Samoa’s cliff-hanger general election is a victory for under-represented women in Pacific island politics, regardless of the final outcome, opposition leader Fiame Naomi Mataafa said yesterday.
Her Faatuatua i le Atua Samoa ua Tasi (FAST) party is on the cusp of a major upset after Friday’s vote, leaving Samoan Prime Minister Tuilaepa Sailele Malielegaoi fighting for his political life after 22 years in office.
The result is even more extraordinary because FAST has managed to challenge one of the world’s longest-serving democratically elected leaders just nine months after the party was formed.
Mataafa said that she was feeling “very thankful” for the support FAST has received, with preliminary results showing it deadlocked with the ruling Human Rights Protection Party at 25 seats apiece in the 51-seat Legislative Assembly.
That leaves lone independent candidate Tuala Tevaga Iosefo Ponifasio holding the balance of power, with the ability to choose Samoa’s next leader.
Mataafa said she would open discussions with Ponifasio yesterday, but it could be weeks before an outcome is known, as a result would likely face legal challenges.
She said even if FAST fails to win government, the level of support for a female-led party was a game-changer for women.
“I don’t think it’s just [becoming] prime minister, it’s in any field where women have trail-blazed,” she told New Zealand broadcaster TVNZ. “I’ve always been conscious of the fact that I’m a role model, and of course I’ve been a very strong advocate of women’s participation in politics.”
Politics has traditionally been a male preserve in the Pacific islands, with Hilda Heine of the Marshall Islands still the only woman to lead an island nation when she was president from 2016 to last year.
“Women’s representation [globally] is the lowest in the Pacific island states as women hold 6 percent of seats, and they are not represented in parliaments in three countries,” UN Women said in an assessment released in January.

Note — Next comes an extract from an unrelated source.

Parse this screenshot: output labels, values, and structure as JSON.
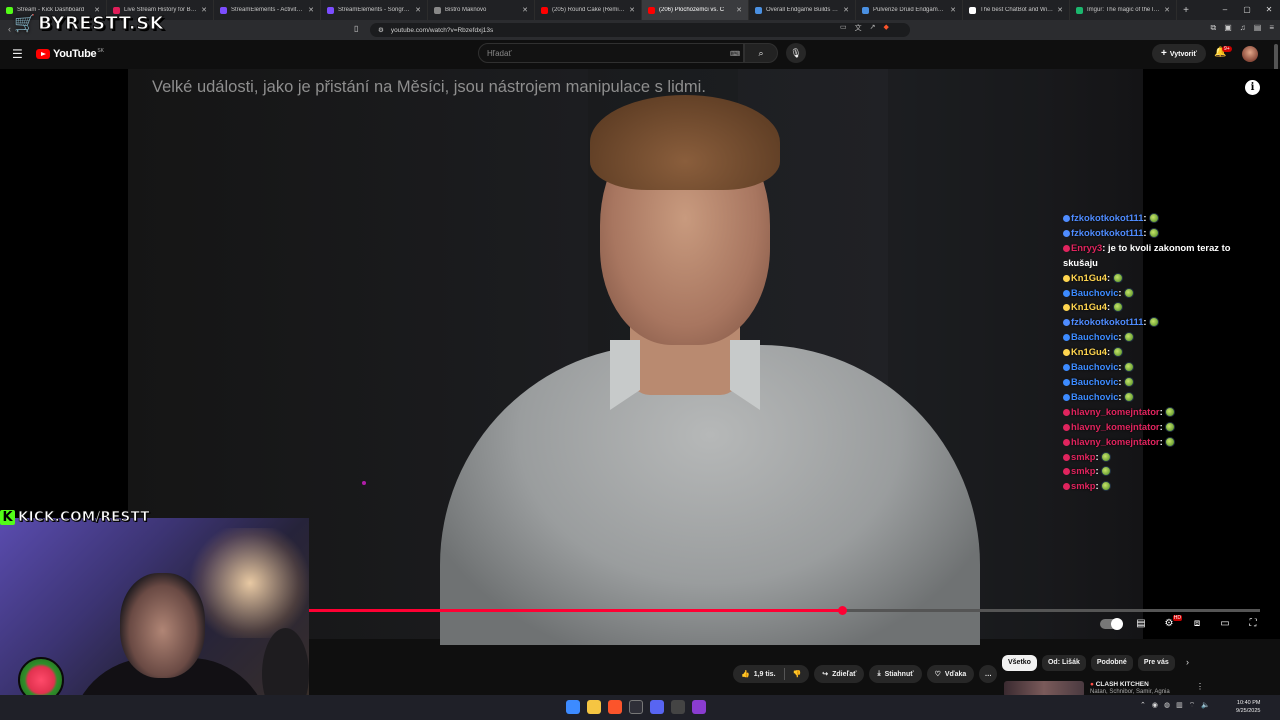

However, Mataafa, 64, is perhaps uniquely placed to challenge such gender restrictions. Her father was Samoa’s first prime minister when it gained independence in 1962. After entering parliament in 1985, she became the country’s first female cabinet minister, then deputy prime minister in 2016 until she quit last year when Malielegaoi introduced laws that she believed undermined the constitution.